The efficacy of a clinical monitor involves many factors other than its absolute accuracy, and includes safety, convenience and adaptability, and cost. Each method reviewed has its practical limitations and advantages. A calibration maneuver is required for some pulse contour techniques but, in common with TEB, they can potentially be used in the awake patient. The Pco2RB method is entirely noninvasive in the intubated patient, but its use is restricted to this group. Pulse contour and Doppler devices can provide additional indices of volume status based on the shape of the measured waveform. Many of these devices require expensive single-use components (transducers, probes, or valves).
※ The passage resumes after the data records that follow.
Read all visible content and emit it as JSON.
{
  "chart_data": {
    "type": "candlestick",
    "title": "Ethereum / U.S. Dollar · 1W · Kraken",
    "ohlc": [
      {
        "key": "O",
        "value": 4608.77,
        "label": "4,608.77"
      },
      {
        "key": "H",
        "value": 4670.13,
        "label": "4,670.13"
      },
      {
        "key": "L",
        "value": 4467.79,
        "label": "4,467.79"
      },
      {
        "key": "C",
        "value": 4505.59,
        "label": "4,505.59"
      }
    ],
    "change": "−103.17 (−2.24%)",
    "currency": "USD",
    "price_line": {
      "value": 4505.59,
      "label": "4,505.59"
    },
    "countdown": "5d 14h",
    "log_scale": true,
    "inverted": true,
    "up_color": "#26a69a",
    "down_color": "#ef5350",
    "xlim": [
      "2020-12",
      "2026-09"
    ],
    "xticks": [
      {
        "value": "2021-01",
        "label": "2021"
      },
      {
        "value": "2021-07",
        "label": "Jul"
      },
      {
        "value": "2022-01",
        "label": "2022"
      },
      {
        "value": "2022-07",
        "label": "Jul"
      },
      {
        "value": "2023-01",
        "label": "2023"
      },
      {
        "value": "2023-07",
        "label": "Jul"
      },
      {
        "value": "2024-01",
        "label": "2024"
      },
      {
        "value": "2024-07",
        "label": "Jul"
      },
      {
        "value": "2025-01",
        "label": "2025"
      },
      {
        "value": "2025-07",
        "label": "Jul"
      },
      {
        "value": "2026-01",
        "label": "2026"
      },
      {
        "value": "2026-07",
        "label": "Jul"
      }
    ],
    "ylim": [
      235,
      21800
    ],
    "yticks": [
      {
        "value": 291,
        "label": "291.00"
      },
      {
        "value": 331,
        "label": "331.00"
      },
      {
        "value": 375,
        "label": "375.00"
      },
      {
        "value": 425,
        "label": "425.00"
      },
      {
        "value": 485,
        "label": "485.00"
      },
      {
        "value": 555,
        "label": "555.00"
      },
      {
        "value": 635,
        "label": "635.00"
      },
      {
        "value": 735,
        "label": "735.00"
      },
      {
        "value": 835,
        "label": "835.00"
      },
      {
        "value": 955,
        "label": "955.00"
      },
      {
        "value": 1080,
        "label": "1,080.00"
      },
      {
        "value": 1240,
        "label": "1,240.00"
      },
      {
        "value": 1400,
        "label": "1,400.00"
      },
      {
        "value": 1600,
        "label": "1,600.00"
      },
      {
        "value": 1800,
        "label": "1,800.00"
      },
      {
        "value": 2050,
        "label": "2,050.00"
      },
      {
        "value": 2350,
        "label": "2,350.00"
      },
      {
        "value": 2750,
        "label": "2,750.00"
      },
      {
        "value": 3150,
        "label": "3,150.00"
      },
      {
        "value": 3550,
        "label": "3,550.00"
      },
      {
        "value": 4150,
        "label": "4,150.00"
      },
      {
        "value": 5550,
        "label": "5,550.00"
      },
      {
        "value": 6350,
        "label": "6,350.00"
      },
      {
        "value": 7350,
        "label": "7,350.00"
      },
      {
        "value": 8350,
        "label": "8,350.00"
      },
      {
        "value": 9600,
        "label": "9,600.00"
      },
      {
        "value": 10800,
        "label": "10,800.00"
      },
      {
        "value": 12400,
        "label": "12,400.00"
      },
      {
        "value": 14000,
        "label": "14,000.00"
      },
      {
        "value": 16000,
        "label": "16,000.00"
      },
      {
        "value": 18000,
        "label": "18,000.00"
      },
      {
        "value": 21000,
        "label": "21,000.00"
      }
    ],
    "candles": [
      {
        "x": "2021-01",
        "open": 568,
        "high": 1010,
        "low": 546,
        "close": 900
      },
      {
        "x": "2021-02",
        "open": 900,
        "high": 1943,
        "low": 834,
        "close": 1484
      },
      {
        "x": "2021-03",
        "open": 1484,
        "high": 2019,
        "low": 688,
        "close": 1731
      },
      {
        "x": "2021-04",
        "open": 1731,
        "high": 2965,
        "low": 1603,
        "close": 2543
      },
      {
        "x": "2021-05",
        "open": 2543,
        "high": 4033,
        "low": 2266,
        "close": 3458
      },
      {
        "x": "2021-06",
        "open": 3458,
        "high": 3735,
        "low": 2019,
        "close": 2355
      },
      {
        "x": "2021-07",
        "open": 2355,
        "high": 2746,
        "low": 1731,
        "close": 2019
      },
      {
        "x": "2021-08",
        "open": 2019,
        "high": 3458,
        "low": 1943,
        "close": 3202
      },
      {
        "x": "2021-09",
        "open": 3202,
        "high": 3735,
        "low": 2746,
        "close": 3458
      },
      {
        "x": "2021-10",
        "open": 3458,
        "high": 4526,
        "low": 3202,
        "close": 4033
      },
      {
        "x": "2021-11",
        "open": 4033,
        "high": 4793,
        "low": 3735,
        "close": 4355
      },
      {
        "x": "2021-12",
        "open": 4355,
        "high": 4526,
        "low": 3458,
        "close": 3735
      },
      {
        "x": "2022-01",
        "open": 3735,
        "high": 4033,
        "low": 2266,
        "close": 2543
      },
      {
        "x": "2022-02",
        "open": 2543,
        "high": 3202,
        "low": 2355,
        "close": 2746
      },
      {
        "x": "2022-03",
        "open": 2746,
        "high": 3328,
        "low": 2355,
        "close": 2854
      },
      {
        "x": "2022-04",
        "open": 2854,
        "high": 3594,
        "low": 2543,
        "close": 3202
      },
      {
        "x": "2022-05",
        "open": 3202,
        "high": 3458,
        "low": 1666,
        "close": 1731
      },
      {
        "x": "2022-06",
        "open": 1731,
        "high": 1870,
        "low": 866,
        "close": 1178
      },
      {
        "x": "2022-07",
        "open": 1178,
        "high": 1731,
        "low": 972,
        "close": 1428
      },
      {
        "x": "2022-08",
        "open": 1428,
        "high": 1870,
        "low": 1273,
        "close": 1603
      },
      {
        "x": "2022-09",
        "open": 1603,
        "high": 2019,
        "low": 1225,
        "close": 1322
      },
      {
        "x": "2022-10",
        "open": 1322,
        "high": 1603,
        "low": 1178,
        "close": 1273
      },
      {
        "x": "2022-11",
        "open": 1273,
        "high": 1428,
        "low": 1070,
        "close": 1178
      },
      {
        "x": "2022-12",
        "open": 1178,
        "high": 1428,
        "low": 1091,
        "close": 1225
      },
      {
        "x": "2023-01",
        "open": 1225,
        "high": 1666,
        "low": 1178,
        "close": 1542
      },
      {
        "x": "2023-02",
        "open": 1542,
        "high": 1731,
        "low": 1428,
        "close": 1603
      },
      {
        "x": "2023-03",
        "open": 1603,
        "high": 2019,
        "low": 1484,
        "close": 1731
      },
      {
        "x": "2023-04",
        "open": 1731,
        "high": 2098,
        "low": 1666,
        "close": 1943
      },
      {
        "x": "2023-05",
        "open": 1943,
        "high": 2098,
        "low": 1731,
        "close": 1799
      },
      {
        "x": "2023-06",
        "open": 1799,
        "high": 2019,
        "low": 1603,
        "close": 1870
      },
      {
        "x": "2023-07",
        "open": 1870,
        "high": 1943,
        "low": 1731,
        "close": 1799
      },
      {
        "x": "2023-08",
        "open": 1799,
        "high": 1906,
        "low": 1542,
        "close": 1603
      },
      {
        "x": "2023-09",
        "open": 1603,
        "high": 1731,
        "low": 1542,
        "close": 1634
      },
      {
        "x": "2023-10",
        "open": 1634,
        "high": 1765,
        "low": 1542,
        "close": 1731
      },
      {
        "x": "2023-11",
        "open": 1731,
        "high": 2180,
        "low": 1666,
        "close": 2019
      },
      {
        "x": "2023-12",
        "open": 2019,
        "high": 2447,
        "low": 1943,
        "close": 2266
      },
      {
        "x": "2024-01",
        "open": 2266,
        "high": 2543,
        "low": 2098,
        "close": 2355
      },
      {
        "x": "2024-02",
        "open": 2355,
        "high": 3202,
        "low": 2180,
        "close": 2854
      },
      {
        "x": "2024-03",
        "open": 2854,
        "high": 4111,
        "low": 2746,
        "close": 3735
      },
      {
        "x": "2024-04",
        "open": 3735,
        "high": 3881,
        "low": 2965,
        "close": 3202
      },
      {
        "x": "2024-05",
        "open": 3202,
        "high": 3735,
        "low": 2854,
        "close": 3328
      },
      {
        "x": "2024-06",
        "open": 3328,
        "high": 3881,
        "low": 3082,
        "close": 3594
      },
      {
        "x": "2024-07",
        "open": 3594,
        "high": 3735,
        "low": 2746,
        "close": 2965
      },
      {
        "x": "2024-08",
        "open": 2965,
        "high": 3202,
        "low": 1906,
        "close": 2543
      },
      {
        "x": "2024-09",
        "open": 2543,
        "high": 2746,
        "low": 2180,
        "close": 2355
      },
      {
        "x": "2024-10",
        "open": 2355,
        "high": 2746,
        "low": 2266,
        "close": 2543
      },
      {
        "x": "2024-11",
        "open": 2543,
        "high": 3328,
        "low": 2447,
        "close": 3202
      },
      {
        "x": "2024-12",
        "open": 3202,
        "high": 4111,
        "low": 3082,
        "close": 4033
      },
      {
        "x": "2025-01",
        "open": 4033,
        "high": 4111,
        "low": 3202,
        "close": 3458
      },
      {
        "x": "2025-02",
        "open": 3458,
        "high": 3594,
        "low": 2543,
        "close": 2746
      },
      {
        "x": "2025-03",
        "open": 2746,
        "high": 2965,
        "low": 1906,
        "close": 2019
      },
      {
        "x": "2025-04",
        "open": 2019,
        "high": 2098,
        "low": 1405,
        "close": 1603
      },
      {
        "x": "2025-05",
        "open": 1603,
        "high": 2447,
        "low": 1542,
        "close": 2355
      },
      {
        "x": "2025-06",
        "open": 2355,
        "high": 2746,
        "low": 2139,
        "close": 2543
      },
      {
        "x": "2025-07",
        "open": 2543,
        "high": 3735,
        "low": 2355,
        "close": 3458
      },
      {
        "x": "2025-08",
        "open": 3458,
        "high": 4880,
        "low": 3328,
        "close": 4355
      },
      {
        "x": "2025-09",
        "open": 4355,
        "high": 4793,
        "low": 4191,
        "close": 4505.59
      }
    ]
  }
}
The value of the information provided by these methods in influencing management and improving patient outcomes is currently debated,1–3and this is an evolving field. Clinicians may in fact be willing to accept lower accuracy in return for monitoring with less invasiveness than traditional methods like thermodilution via a pulmonary artery catheter, placement of which causes occasional serious injury to the patient, and which has been associated with poorer outcomes in some studies.107
Although often seen as a critical variable in studies in the field, the percentage error of agreement is only one marker of acceptability of a method, and it incorporates multiple components for both the method and the reference method: systematic alinearity of a method, interpatient variability, and intrapatient variability. The last is related to the task of tracking changes in cardiac output. In major surgery, reliable real time tracking of the direction of changes in cardiac output is arguably more important than the ability of the monitor to deliver a highly accurate single measurement under stable conditions.108,109
In our meta-analysis, the four methods achieved limits of agreement that were very similar. This is significant, as the various methods are based on quite different physical and physiologic principles. This suggests a fundamental limitation exists to the precision of agreement with a given reference standard like thermodilution that can be achieved in clinical practice, and which is independent of the particular method being tested. This level of precision of agreement remains well outside the 30% limits across a range of patient groups and clinical situations. Based on our empirical findings, a percentage error in agreement with thermodilution of ± 45% represents a more realistic expectation of achievable precision in clinical practice. Using the same mathematical theory as applied by Critchley and Critchley, this is consistent with percentage errors of approximately ± 30% for both thermodilution and the test method in their agreement with the real cardiac output.